The truth is, I simply need to step into my power. I am not a victim or a puppet being pushed around with no will of her own. Yet, I act as if that is the case, belly-aching about hours, commutes, and corporate dictates and how my personal freedom is impinged.

This is hogwash. It’s also unhelpful and unhealthy. I know what it feels like to be without work. I know that terror.

Of course, it would be nice, nay, exhilarating, to have enough Fuck You money to be able to do exactly what one wants to do in life.

But, the sad and obvious truth is, that much freedom is often toxic to people.

Would I really be happier if my email box was empty? If no one depended on me for anything?

I don’t think so.

Of course, the best of all worlds is that we have a job that we love, that allows us to use our full talents, where we feel empowered, in flow, and sure we are contributing to the betterment of man and the world — a job that is positive and life-giving, soul-fulfilling rather than soul-crushing.

But, any work can be soul-fulfilling if viewed through the correct prism. I can, for example, make it my mandate at work, in any job I have, to help my colleagues, to be a force for good in every way, to love them, and to make them love me by making their jobs easier. That doesn’t sound so bad. I don’t have to focus on “sales quotas” if that doesn’t rock my boat. I have the power to fulfill my role as I see fit, to focus on what I wish to focus on, and let the chips fall where they may. “The man,” of course, has the power and the right to fire me if the way I show up in the workplace doesn’t match corporate mandates.
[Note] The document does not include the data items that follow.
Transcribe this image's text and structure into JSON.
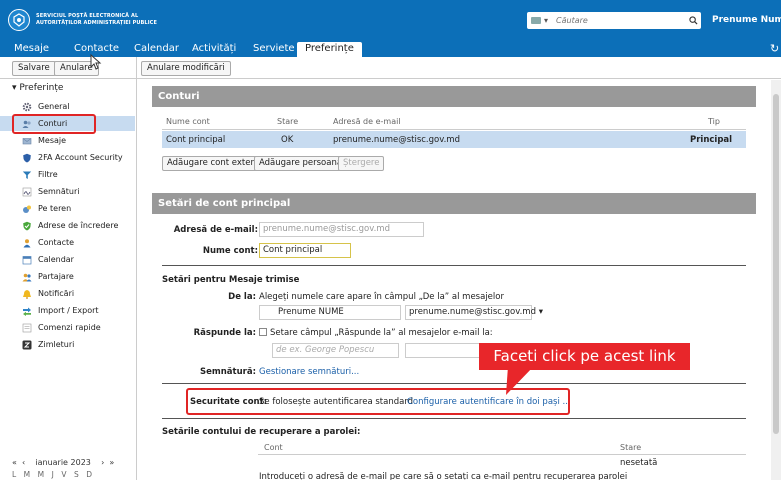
{
  "header": {
    "logo_line1": "SERVICIUL POȘTĂ ELECTRONICĂ AL",
    "logo_line2": "AUTORITĂȚILOR ADMINISTRAȚIEI PUBLICE",
    "search_placeholder": "Căutare",
    "user_name": "Prenume Nume"
  },
  "tabs": [
    {
      "label": "Mesaje"
    },
    {
      "label": "Contacte"
    },
    {
      "label": "Calendar"
    },
    {
      "label": "Activități"
    },
    {
      "label": "Serviete"
    },
    {
      "label": "Preferințe"
    }
  ],
  "toolbar": {
    "save": "Salvare",
    "cancel": "Anulare",
    "undo_changes": "Anulare modificări"
  },
  "sidebar": {
    "root": "Preferințe",
    "items": [
      {
        "label": "General",
        "icon": "gear-icon"
      },
      {
        "label": "Conturi",
        "icon": "accounts-icon"
      },
      {
        "label": "Mesaje",
        "icon": "mail-icon"
      },
      {
        "label": "2FA Account Security",
        "icon": "shield-icon"
      },
      {
        "label": "Filtre",
        "icon": "filter-icon"
      },
      {
        "label": "Semnături",
        "icon": "signature-icon"
      },
      {
        "label": "Pe teren",
        "icon": "out-of-office-icon"
      },
      {
        "label": "Adrese de încredere",
        "icon": "trusted-icon"
      },
      {
        "label": "Contacte",
        "icon": "contacts-icon"
      },
      {
        "label": "Calendar",
        "icon": "calendar-icon"
      },
      {
        "label": "Partajare",
        "icon": "sharing-icon"
      },
      {
        "label": "Notificări",
        "icon": "bell-icon"
      },
      {
        "label": "Import / Export",
        "icon": "import-export-icon"
      },
      {
        "label": "Comenzi rapide",
        "icon": "keyboard-icon"
      },
      {
        "label": "Zimleturi",
        "icon": "zimlet-icon"
      }
    ],
    "calendar_month": "ianuarie 2023",
    "calendar_days": "LMMJVSD"
  },
  "accounts": {
    "title": "Conturi",
    "columns": [
      "Nume cont",
      "Stare",
      "Adresă de e-mail",
      "Tip"
    ],
    "row": {
      "name": "Cont principal",
      "status": "OK",
      "email": "prenume.nume@stisc.gov.md",
      "type": "Principal"
    },
    "btn_add_external": "Adăugare cont extern",
    "btn_add_persona": "Adăugare persoană",
    "btn_delete": "Ștergere"
  },
  "primary": {
    "title": "Setări de cont principal",
    "email_label": "Adresă de e-mail:",
    "email_value": "prenume.nume@stisc.gov.md",
    "account_name_label": "Nume cont:",
    "account_name_value": "Cont principal",
    "sent_title": "Setări pentru Mesaje trimise",
    "from_label": "De la:",
    "from_text": "Alegeți numele care apare în câmpul „De la” al mesajelor",
    "from_name": "Prenume NUME",
    "from_address": "prenume.nume@stisc.gov.md",
    "reply_label": "Răspunde la:",
    "reply_text": "Setare câmpul „Răspunde la” al mesajelor e-mail la:",
    "reply_placeholder": "de ex. George Popescu",
    "signature_label": "Semnătură:",
    "signature_link": "Gestionare semnături...",
    "security_label": "Securitate cont:",
    "security_text": "Se folosește autentificarea standard",
    "security_link": "Configurare autentificare în doi pași ...",
    "recovery_title": "Setările contului de recuperare a parolei:",
    "recovery_col_account": "Cont",
    "recovery_col_status": "Stare",
    "recovery_status": "nesetată",
    "recovery_hint": "Introduceți o adresă de e-mail pe care să o setați ca e-mail pentru recuperarea parolei"
  },
  "annotation": {
    "callout": "Faceti click  pe acest link",
    "color": "#e8262a"
  }
}
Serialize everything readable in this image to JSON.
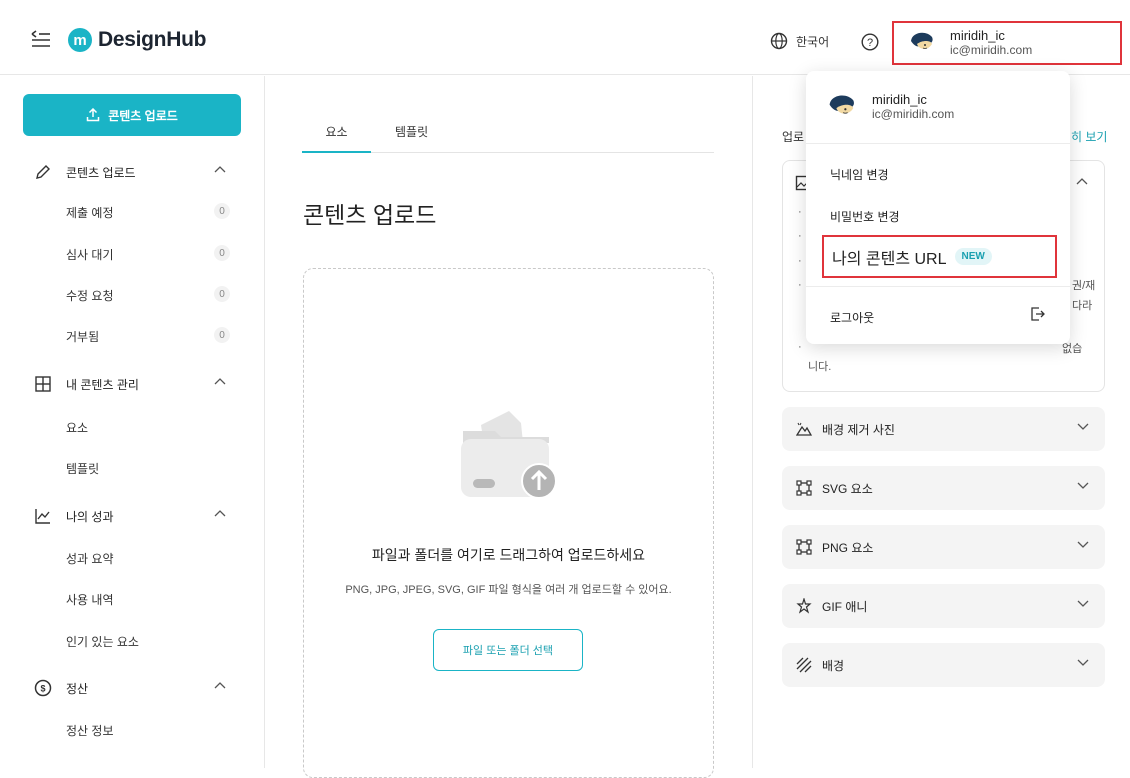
{
  "header": {
    "logo_text": "DesignHub",
    "logo_mark": "m",
    "lang_label": "한국어",
    "user_name": "miridih_ic",
    "user_email": "ic@miridih.com"
  },
  "sidebar": {
    "upload_label": "콘텐츠 업로드",
    "sections": [
      {
        "label": "콘텐츠 업로드",
        "icon": "pencil-icon",
        "items": [
          {
            "label": "제출 예정",
            "count": "0"
          },
          {
            "label": "심사 대기",
            "count": "0"
          },
          {
            "label": "수정 요청",
            "count": "0"
          },
          {
            "label": "거부됨",
            "count": "0"
          }
        ]
      },
      {
        "label": "내 콘텐츠 관리",
        "icon": "grid-icon",
        "items": [
          {
            "label": "요소"
          },
          {
            "label": "템플릿"
          }
        ]
      },
      {
        "label": "나의 성과",
        "icon": "chart-icon",
        "items": [
          {
            "label": "성과 요약"
          },
          {
            "label": "사용 내역"
          },
          {
            "label": "인기 있는 요소"
          }
        ]
      },
      {
        "label": "정산",
        "icon": "coin-icon",
        "items": [
          {
            "label": "정산 정보"
          }
        ]
      }
    ]
  },
  "main": {
    "tabs": [
      "요소",
      "템플릿"
    ],
    "title": "콘텐츠 업로드",
    "dropzone_title": "파일과 폴더를 여기로 드래그하여 업로드하세요",
    "dropzone_sub": "PNG, JPG, JPEG, SVG, GIF 파일 형식을 여러 개 업로드할 수 있어요.",
    "file_button": "파일 또는 폴더 선택"
  },
  "right": {
    "label": "업로",
    "link": "히 보기",
    "frag1": "권/재",
    "frag2": "다라",
    "note": "니다.",
    "note_partial": "없습",
    "accordions": [
      {
        "label": "배경 제거 사진",
        "icon": "mountain-icon"
      },
      {
        "label": "SVG 요소",
        "icon": "vector-frame-icon"
      },
      {
        "label": "PNG 요소",
        "icon": "vector-frame-icon"
      },
      {
        "label": "GIF 애니",
        "icon": "sparkle-icon"
      },
      {
        "label": "배경",
        "icon": "stripes-icon"
      }
    ]
  },
  "dropdown": {
    "user_name": "miridih_ic",
    "user_email": "ic@miridih.com",
    "items": [
      "닉네임 변경",
      "비밀번호 변경",
      "나의 콘텐츠 URL"
    ],
    "new_badge": "NEW",
    "logout": "로그아웃"
  }
}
I decided on my hike, as I was slipping and sliding on long, curving, pastel-colored eucalyptus leaves and frosted green eucalyptus seeds, that I maybe, just maybe, I get to decide how my life looks. The notion formed itself, bloomed like a shy mushroom from beneath the ledge of a wet stump. There it was, nascent, naked, and quaking. It will take a lot of reminding to remember it, but it’s a worthwhile pursuit. In fact, it might save my life.

It’s radical for me to reframe my life this way.

To wonder what it look like to take my life into my own hands and begin shaping it, rather than being buffeted about as I always have. I have been blessed by life. Considering how little agency I’ve allowed myself to have, it’s amazing how well I’ve done.

Which, of course, begs the question, the question my therapist asked me periodically for years, “What would happen if you took yourself seriously?”

What would happen if I took the bit of my life into my own mouth, or spit it out entirely and stretched my neck out to its full length? What would happen if I let my limbs bunch under me, gathering their greatest strength, and really lit out? Where would I go? What would I do?

What is my contribution to the world, and where can I make the greatest impact?

These are the thoughts I had while hiking Claremont Canyon for two-and-a-half hours: to re-frame how I think about my life. To set fear and shame aside, and begin to take my power.